Railway stations can provide a hub for the local community. As well as vital transport connections, the economic boost they bring can help to generate jobs, new homes and act as a catalyst for the wider regeneration of an entire area. One such example is West London’s Old Oak Common; one of the biggest and best connected stations ever to be built in one go in the UK. But, as the only place where the new High Speed 2 railway between London, the Midlands and the North will meet the Crossrail Elizabeth line and the Great Western Main Line, integrating this crucial transport interchange within the existing rail network is a complex challenge that will be pivotal in future proofing the railway for decades to come.
As part of the regeneration of Old Oak Common, two new interchange stations have been planned; at Old Oak Common Lane and Hythe Road. As an important transport interchange between mainline, commuter rail services, Elizabeth line and HS2, integrating these new stations within the constraints of the existing railway called for a design solution that would ensure minimal disruption for passengers and the local community. At the same time, it was also necessary to meet wider master-planning objectives, whereby the stations are required to fit into a complex surrounding physical environment that encompasses the crossover of three Network Rail territories. This meant there were a number of different stakeholders involved, all of whom were heavily invested in the future of the area, and with their own objectives and priorities to respond to.
Fortunately, our team were able to rise to the challenge, working with partners including infrastructure and urban realm designers, environmental specialists, cost analysts, architects and constructors, to develop a selection of feasible design options. These options were then presented at a series of technical and multi-stakeholder workshops, so that the final options for each station could be chosen and developed, ahead of being approved by Network Rail and submitted for ‘Approval in Principle’ at the planning stage.
The final design taken forward for the station at Old Oak Common Lane, which will be situated approximately 350m from the High Speed 2 and Elizabeth line station, features an elevated concourse that will minimise land-take associated with building the new station. It includes proposals for a 9 metre wide bridge across the railway, which will provide a public walkway and help open-up the wider area.
Hythe Road station will be situated on a viaduct and positioned on the West London Line, between North Acton and Willesden Junction. The station will incorporate three platforms, allowing through services between Stratford and Clapham Junction, along with an additional bay platform to accommodate terminating services from Clapham Junction. The design will remove the remove the severance caused by the existing rail embankment, replacing it with a new viaduct around which the station will be constructed, linking surrounding communities and creating further potential for local regeneration and placemaking.

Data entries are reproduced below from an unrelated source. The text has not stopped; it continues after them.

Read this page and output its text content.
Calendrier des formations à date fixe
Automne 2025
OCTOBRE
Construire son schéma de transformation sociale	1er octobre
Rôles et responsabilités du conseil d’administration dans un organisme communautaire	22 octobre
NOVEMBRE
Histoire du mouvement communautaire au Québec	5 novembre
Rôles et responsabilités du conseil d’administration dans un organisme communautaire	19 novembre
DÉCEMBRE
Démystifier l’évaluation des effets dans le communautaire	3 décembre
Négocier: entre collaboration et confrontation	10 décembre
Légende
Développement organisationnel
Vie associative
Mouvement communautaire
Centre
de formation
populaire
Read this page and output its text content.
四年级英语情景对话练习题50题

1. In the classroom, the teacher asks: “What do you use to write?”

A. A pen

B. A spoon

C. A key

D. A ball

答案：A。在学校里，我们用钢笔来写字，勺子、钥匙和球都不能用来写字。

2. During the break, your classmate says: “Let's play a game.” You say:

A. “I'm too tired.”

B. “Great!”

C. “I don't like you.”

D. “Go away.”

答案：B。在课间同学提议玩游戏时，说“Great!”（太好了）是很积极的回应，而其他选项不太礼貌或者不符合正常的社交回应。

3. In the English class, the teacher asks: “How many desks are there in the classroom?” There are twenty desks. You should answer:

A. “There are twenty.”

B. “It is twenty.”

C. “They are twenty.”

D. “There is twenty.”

With a proposed opening date of 2026, Old Oak Common will become one of the largest rail hubs in London. It will provide better access to public transport across west London and enable more journeys to be made without going into central London, thereby reducing pressure on many trains and stations across the capital.
The two new stations will generate significant benefits for the surrounding communities and Greater London, supporting a proposed development of 25,500 new homes, generating 65,000 jobs in the area and improving the quality of life for thousands of Londoners.